19 Jan
19Jan


Naquela tarde, não era o cansaço, nem o sono nem os afazeres que a obrigaram a entrar no carro e exasperadamente encostar a testa ao volante. 

Deixou-se ficar ali, ligou o rádio e entre as madeixas do seu cabelo olhou para as suas mãos.... 

Tinha que marcar manicure … 

Meteu a chave na ignição e só depois levantou os olhos, depois o rosto.

O sol, já pronto para se pôr, encadeou-a e num reflexo levou a mão à testa. Cerrou os olhos e lamentou não ter os óculos de sol na carteira. Era sempre a mesma coisa, sempre que trocava de mala, ficava sempre qualquer coisa de fora.

Não era para casa que ela queria ir. Não já, ainda era dia e de repente apercebeu-se de que havia vida depois do escritório. 

Mães com filhos pela mão, homens de negócios que ajeitavam gravatas, outros aliviados, tiravam-nas e desabotoavam o botão de cima. 
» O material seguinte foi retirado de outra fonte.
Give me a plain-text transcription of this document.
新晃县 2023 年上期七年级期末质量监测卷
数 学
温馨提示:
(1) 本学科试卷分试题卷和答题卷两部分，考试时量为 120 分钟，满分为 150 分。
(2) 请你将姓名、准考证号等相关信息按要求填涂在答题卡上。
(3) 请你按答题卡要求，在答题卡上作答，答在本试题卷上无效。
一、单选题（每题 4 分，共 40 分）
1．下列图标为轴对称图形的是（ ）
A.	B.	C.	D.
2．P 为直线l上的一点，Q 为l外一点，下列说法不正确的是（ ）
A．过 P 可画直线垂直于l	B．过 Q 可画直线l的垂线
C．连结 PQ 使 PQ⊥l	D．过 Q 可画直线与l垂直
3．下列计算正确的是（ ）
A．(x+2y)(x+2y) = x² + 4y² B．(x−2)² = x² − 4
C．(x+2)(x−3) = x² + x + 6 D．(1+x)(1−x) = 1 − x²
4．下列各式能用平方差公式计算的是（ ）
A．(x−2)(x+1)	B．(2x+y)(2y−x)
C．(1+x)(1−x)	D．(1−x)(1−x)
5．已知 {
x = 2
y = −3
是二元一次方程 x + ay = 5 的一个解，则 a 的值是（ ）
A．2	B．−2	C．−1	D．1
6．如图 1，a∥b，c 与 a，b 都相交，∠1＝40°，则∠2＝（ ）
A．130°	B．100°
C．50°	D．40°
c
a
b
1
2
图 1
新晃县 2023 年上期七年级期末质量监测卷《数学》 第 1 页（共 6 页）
Mulheres de saltos altos, com ar de quem sente dor nos pés, mas mantêm a postura, atravessavam as ruas já atarefadas com a ementa do jantar.

Ela esperava o sinal ficar verde.

Como estava farta de esperar! Do sinal, dos sinais…. daqueles que fingia não ver.

O condutor do carro ao lado, piscava o olho e esperava resposta, o do carro de trás buzinou. Irritada pôs o pisca e arrancou.

Novo sinal vermelho, nova paragem, e o parvo do carro do lado continuava a meter-se com ela!

Quantos sinais seriam precisos para que ela parasse um pouco. Para que ela observasse o trânsito da vida, os transeuntes da sua vida. A quantos pedestres teria ela que ceder passagem, ficando sempre os seus próprios sonhos para o final? Quantas estradas, quantas ruas atravessaria...?

Ao fundo da rua, que descia num prateado serpentear até ao fundo da descida, viu o rio.

O rio, sempre lá, seu melhor conselheiro, o rio a que ela tantas lágrimas emprestara, só para que os barcos navegassem.

E ela continuava, todos os dias, contra o destino remava, presa a uma realidade a quem mentia todos os dias.

Sem se lembrar como chegou a casa, estacionou, e encostou a testa ao volante.


Ventos Sábios

(Heterónimo de Ruth Collaço)



Ruth Collaço,  a autora deste texto.